I just fucking cracked then.
"He used to beat on me. Every fucking day I would go home, and have to deal with that alcoholic bastard." I could feel myself giving in to the memory, my eyes tearing.
She just sat quietly, waiting for me to continue. Giving me the time I needed to gather myself before continuing.
"I had been out drinking with my friends the night it happened." I paused holding up my beer and laughing humorlessly.
"Maybe if I had been home, he would have attacked me instead of her, but no, I had to sneak out and be a little shit, I should have been home." I was just trying to keep my breathing steady at this point.
"He fucking killed my mom, right in front of me Ella, I just fucking lost it and lunged at him." I felt myself falling into the memory. "When the cops got there, they pulled me off of him. He had long been dead, but I was still stabbing him." I knew I was completely unhinging, bordering on hysterical. "So much blood." I whispered.
She moved to comfort me, but I pushed her away, and fought off my emotions. "Don't you see? It's all my fault." I picked up the can of beer with a shaky hand, and took a long sip.
"And now, Ian has to fucking deal with me, after both of our parents are dead because of me." I felt my heart growing impossibly tight with guilt, like it would just give out at any moment.
"You can't blame yourself." She looked at me with tears in her eyes.
"I wish he had killed me instead of her." I said the words out loud for the first time, feeling as my protective shell fell back into place.
She shook her head slowly, tears falling down her cheeks. "Don't say that." She whispered, her voice hitching.
"Everyone would be better off." I shrugged, as the last of my hysteria faded. "He would be in jail, my mom would be alive, and Ian and Norah would be happy alone together."
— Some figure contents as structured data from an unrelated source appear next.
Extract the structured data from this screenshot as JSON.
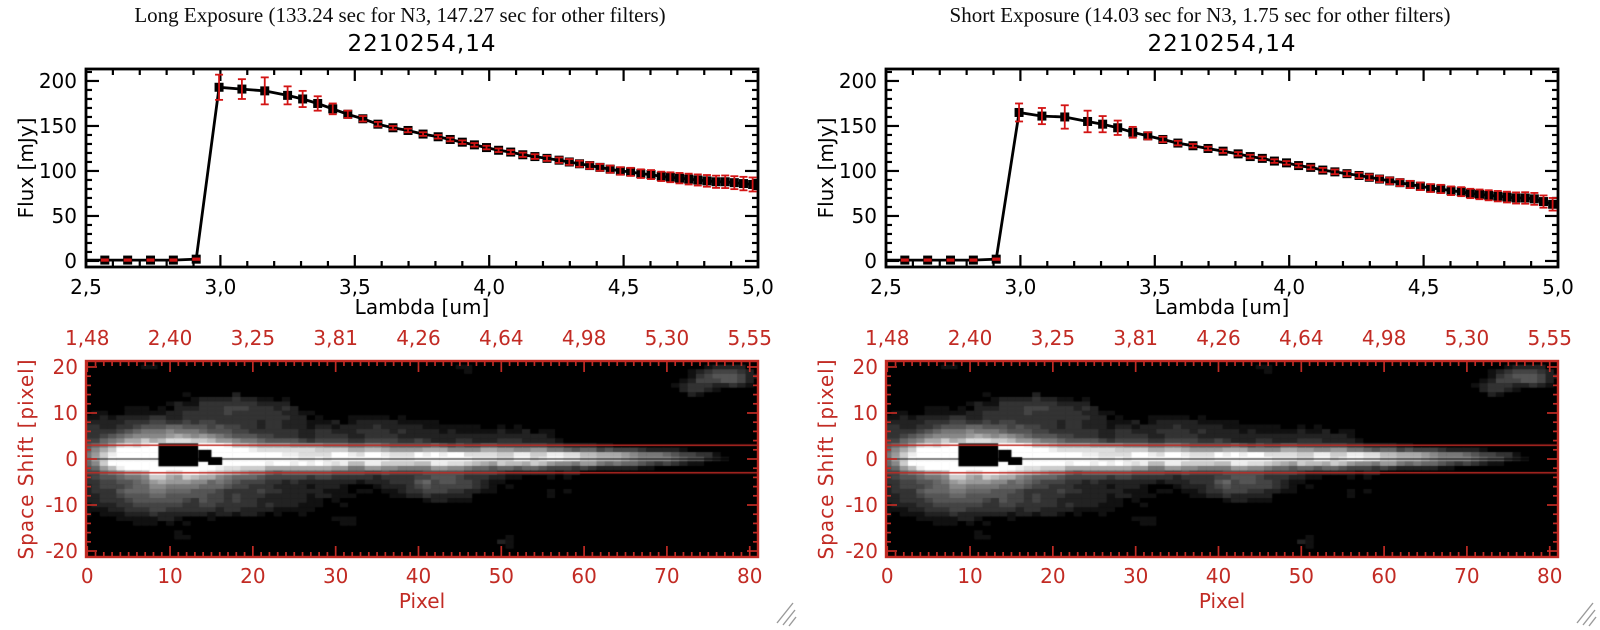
{
  "colors": {
    "axis_red": "#c22b24",
    "error_red": "#d31414",
    "plot_black": "#000000",
    "background": "#ffffff",
    "grip_gray": "#9a9a9a"
  },
  "panels": [
    {
      "id": "long-exposure",
      "title": "Long Exposure (133.24 sec for N3, 147.27 sec for other filters)",
      "plot_title": "2210254,14"
    },
    {
      "id": "short-exposure",
      "title": "Short Exposure (14.03 sec for N3, 1.75 sec for other filters)",
      "plot_title": "2210254,14"
    }
  ],
  "flux_plot": {
    "ylabel": "Flux [mJy]",
    "xlabel": "Lambda [um]",
    "xlim": [
      2.5,
      5.0
    ],
    "ylim": [
      0,
      200
    ],
    "xticks": [
      {
        "v": 2.5,
        "label": "2,5"
      },
      {
        "v": 3.0,
        "label": "3,0"
      },
      {
        "v": 3.5,
        "label": "3,5"
      },
      {
        "v": 4.0,
        "label": "4,0"
      },
      {
        "v": 4.5,
        "label": "4,5"
      },
      {
        "v": 5.0,
        "label": "5,0"
      }
    ],
    "yticks": [
      {
        "v": 0,
        "label": "0"
      },
      {
        "v": 50,
        "label": "50"
      },
      {
        "v": 100,
        "label": "100"
      },
      {
        "v": 150,
        "label": "150"
      },
      {
        "v": 200,
        "label": "200"
      }
    ],
    "x_minor_step": 0.1,
    "y_minor_step": 10
  },
  "image_plot": {
    "ylabel": "Space Shift [pixel]",
    "xlabel": "Pixel",
    "top_ticks": [
      {
        "p": 0,
        "label": "1,48"
      },
      {
        "p": 10,
        "label": "2,40"
      },
      {
        "p": 20,
        "label": "3,25"
      },
      {
        "p": 30,
        "label": "3,81"
      },
      {
        "p": 40,
        "label": "4,26"
      },
      {
        "p": 50,
        "label": "4,64"
      },
      {
        "p": 60,
        "label": "4,98"
      },
      {
        "p": 70,
        "label": "5,30"
      },
      {
        "p": 80,
        "label": "5,55"
      }
    ],
    "bottom_ticks": [
      {
        "p": 0,
        "label": "0"
      },
      {
        "p": 10,
        "label": "10"
      },
      {
        "p": 20,
        "label": "20"
      },
      {
        "p": 30,
        "label": "30"
      },
      {
        "p": 40,
        "label": "40"
      },
      {
        "p": 50,
        "label": "50"
      },
      {
        "p": 60,
        "label": "60"
      },
      {
        "p": 70,
        "label": "70"
      },
      {
        "p": 80,
        "label": "80"
      }
    ],
    "yticks": [
      {
        "s": 20,
        "label": "20"
      },
      {
        "s": 10,
        "label": "10"
      },
      {
        "s": 0,
        "label": "0"
      },
      {
        "s": -10,
        "label": "-10"
      },
      {
        "s": -20,
        "label": "-20"
      }
    ],
    "aperture_lines_s": [
      3,
      -3
    ],
    "center_line_s": 0,
    "heatmap_model": {
      "grid": {
        "p_min": 0,
        "p_max": 81,
        "s_min": -21,
        "s_max": 21
      },
      "core_offset": 0.3,
      "core_amp": [
        [
          0,
          0.25
        ],
        [
          2,
          0.5
        ],
        [
          4,
          0.8
        ],
        [
          6,
          1.0
        ],
        [
          55,
          1.0
        ],
        [
          60,
          0.92
        ],
        [
          65,
          0.78
        ],
        [
          69,
          0.6
        ],
        [
          72,
          0.45
        ],
        [
          75,
          0.28
        ],
        [
          77,
          0.15
        ],
        [
          79,
          0.05
        ],
        [
          81,
          0
        ]
      ],
      "core_sigma": [
        [
          0,
          1.6
        ],
        [
          10,
          2.05
        ],
        [
          30,
          1.8
        ],
        [
          50,
          1.5
        ],
        [
          65,
          1.2
        ],
        [
          72,
          0.9
        ],
        [
          78,
          0.6
        ],
        [
          81,
          0.5
        ]
      ],
      "glow": {
        "p": 11,
        "s": 0.5,
        "sp": 5,
        "ss": 4,
        "amp": 0.8
      },
      "halo_amp": [
        [
          0,
          0.3
        ],
        [
          8,
          0.38
        ],
        [
          20,
          0.3
        ],
        [
          30,
          0.24
        ],
        [
          40,
          0.2
        ],
        [
          50,
          0.16
        ],
        [
          58,
          0.1
        ],
        [
          65,
          0.05
        ],
        [
          70,
          0.02
        ],
        [
          81,
          0
        ]
      ],
      "halo_sigma": [
        [
          0,
          6.5
        ],
        [
          20,
          6.0
        ],
        [
          40,
          5.0
        ],
        [
          60,
          4.0
        ],
        [
          81,
          3.0
        ]
      ],
      "features": [
        [
          17,
          11.5,
          3.5,
          2.2,
          0.2
        ],
        [
          23,
          10,
          2.5,
          2,
          0.14
        ],
        [
          8,
          -9,
          5,
          3,
          0.2
        ],
        [
          20,
          -9.5,
          6,
          2.5,
          0.13
        ],
        [
          43,
          -5.5,
          3,
          2.2,
          0.36
        ],
        [
          36,
          6.5,
          6,
          2,
          0.11
        ],
        [
          52,
          5,
          4,
          1.8,
          0.09
        ],
        [
          58,
          -8,
          4,
          2,
          0.1
        ],
        [
          77,
          18,
          2.3,
          1.5,
          0.5
        ],
        [
          73,
          15.5,
          1.5,
          1.2,
          0.28
        ],
        [
          46,
          19.5,
          2,
          1.2,
          0.13
        ],
        [
          57,
          19.5,
          1.2,
          1,
          0.1
        ],
        [
          31,
          -14,
          2,
          1.5,
          0.12
        ],
        [
          51,
          -18,
          2,
          1.2,
          0.13
        ],
        [
          12,
          -16.5,
          1.5,
          1.2,
          0.11
        ],
        [
          7,
          20,
          2,
          1,
          0.1
        ]
      ],
      "mask_boxes": [
        [
          8.6,
          13.4,
          -1.6,
          3.4
        ],
        [
          13.4,
          15.0,
          -0.6,
          2.0
        ],
        [
          14.6,
          16.3,
          -1.3,
          0.4
        ]
      ],
      "noise": {
        "blotch": 0.12,
        "cell": 0.05,
        "threshold": 0.065,
        "levels": 15
      }
    }
  },
  "chart_data": [
    {
      "type": "line",
      "name": "long-exposure-spectrum",
      "title": "2210254,14",
      "xlabel": "Lambda [um]",
      "ylabel": "Flux [mJy]",
      "xlim": [
        2.5,
        5.0
      ],
      "ylim": [
        0,
        200
      ],
      "marker": "square",
      "error_bars": true,
      "x": [
        2.485,
        2.57,
        2.655,
        2.74,
        2.825,
        2.91,
        2.995,
        3.08,
        3.165,
        3.25,
        3.306,
        3.362,
        3.418,
        3.474,
        3.53,
        3.586,
        3.642,
        3.698,
        3.754,
        3.81,
        3.855,
        3.9,
        3.945,
        3.99,
        4.035,
        4.08,
        4.125,
        4.17,
        4.215,
        4.26,
        4.298,
        4.336,
        4.374,
        4.412,
        4.45,
        4.488,
        4.526,
        4.564,
        4.602,
        4.64,
        4.674,
        4.708,
        4.742,
        4.776,
        4.81,
        4.844,
        4.878,
        4.912,
        4.946,
        4.98
      ],
      "y": [
        1,
        1,
        1,
        1,
        1,
        2,
        193,
        191,
        189,
        184,
        180,
        175,
        169,
        163,
        158,
        152,
        148,
        145,
        141,
        138,
        135,
        132,
        129,
        126,
        123,
        121,
        118,
        116,
        114,
        112,
        110,
        108,
        106,
        104,
        102,
        100,
        99,
        97,
        96,
        94,
        93,
        92,
        91,
        90,
        89,
        88,
        88,
        87,
        86,
        85
      ],
      "yerr": [
        0.8,
        0.8,
        0.8,
        0.8,
        0.8,
        0.8,
        14,
        11,
        15,
        10,
        9,
        8,
        6,
        4,
        3,
        2.5,
        2,
        2,
        2,
        2,
        2,
        2,
        2,
        2,
        2,
        2.2,
        2.4,
        2.6,
        2.8,
        3,
        3.2,
        3.4,
        3.6,
        3.8,
        4,
        4.2,
        4.5,
        4.8,
        5,
        5.2,
        5.5,
        5.8,
        6,
        6.2,
        6.5,
        6.8,
        7,
        7.2,
        7.5,
        7.8
      ]
    },
    {
      "type": "line",
      "name": "short-exposure-spectrum",
      "title": "2210254,14",
      "xlabel": "Lambda [um]",
      "ylabel": "Flux [mJy]",
      "xlim": [
        2.5,
        5.0
      ],
      "ylim": [
        0,
        200
      ],
      "marker": "square",
      "error_bars": true,
      "x": [
        2.485,
        2.57,
        2.655,
        2.74,
        2.825,
        2.91,
        2.995,
        3.08,
        3.165,
        3.25,
        3.306,
        3.362,
        3.418,
        3.474,
        3.53,
        3.586,
        3.642,
        3.698,
        3.754,
        3.81,
        3.855,
        3.9,
        3.945,
        3.99,
        4.035,
        4.08,
        4.125,
        4.17,
        4.215,
        4.26,
        4.298,
        4.336,
        4.374,
        4.412,
        4.45,
        4.488,
        4.526,
        4.564,
        4.602,
        4.64,
        4.674,
        4.708,
        4.742,
        4.776,
        4.81,
        4.844,
        4.878,
        4.912,
        4.946,
        4.98
      ],
      "y": [
        1,
        1,
        1,
        1,
        1,
        2,
        165,
        161,
        160,
        155,
        152,
        148,
        143,
        139,
        135,
        131,
        128,
        125,
        122,
        119,
        116,
        114,
        111,
        109,
        106,
        104,
        101,
        99,
        97,
        95,
        93,
        91,
        89,
        87,
        85,
        83,
        81,
        80,
        78,
        77,
        75,
        74,
        73,
        72,
        71,
        70,
        70,
        69,
        66,
        63
      ],
      "yerr": [
        0.8,
        0.8,
        0.8,
        0.8,
        0.8,
        0.8,
        10,
        9,
        13,
        12,
        9,
        8,
        6,
        4,
        3,
        2.5,
        2,
        2,
        2,
        2,
        2,
        2,
        2,
        2,
        2,
        2.2,
        2.4,
        2.6,
        2.8,
        3,
        3.2,
        3.4,
        3.6,
        3.8,
        4,
        4.2,
        4.4,
        4.6,
        4.8,
        5,
        5.2,
        5.4,
        5.6,
        5.8,
        6,
        6.2,
        6.4,
        6.6,
        6.8,
        7
      ]
    },
    {
      "type": "heatmap",
      "name": "long-exposure-2d-spectrum",
      "xlabel": "Pixel",
      "ylabel": "Space Shift [pixel]",
      "x_range": [
        0,
        81
      ],
      "y_range": [
        -21,
        21
      ],
      "colormap": "grayscale",
      "model_ref": "image_plot.heatmap_model"
    },
    {
      "type": "heatmap",
      "name": "short-exposure-2d-spectrum",
      "xlabel": "Pixel",
      "ylabel": "Space Shift [pixel]",
      "x_range": [
        0,
        81
      ],
      "y_range": [
        -21,
        21
      ],
      "colormap": "grayscale",
      "model_ref": "image_plot.heatmap_model"
    }
  ]
}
"I wouldn't be." She mumbled, looking down as if she were embarassed, and using her sleeve to wipe the last of the tears from her face.
"What are you talking about? I'm a fucking asshole to you half of the time." I shook my head dissapprovingly at her.
"I don't care." She shrugged.
"What the hell is wrong with you?" I asked rudely. "You like being treated like shit or something?"
"No, I just know that it's not the real you when you act like that." She looked me in the eye, a challenge.
"You're right." I nodded. "The real me is much nicer, and cuddlier than that. A fucking murderer."
"Just stop it." She yelled, causing me to jump, because she hardly ever raised her voice. "You can't make me not l- like you, okay?"
"I can try." I grunted, just as the apartment door opened.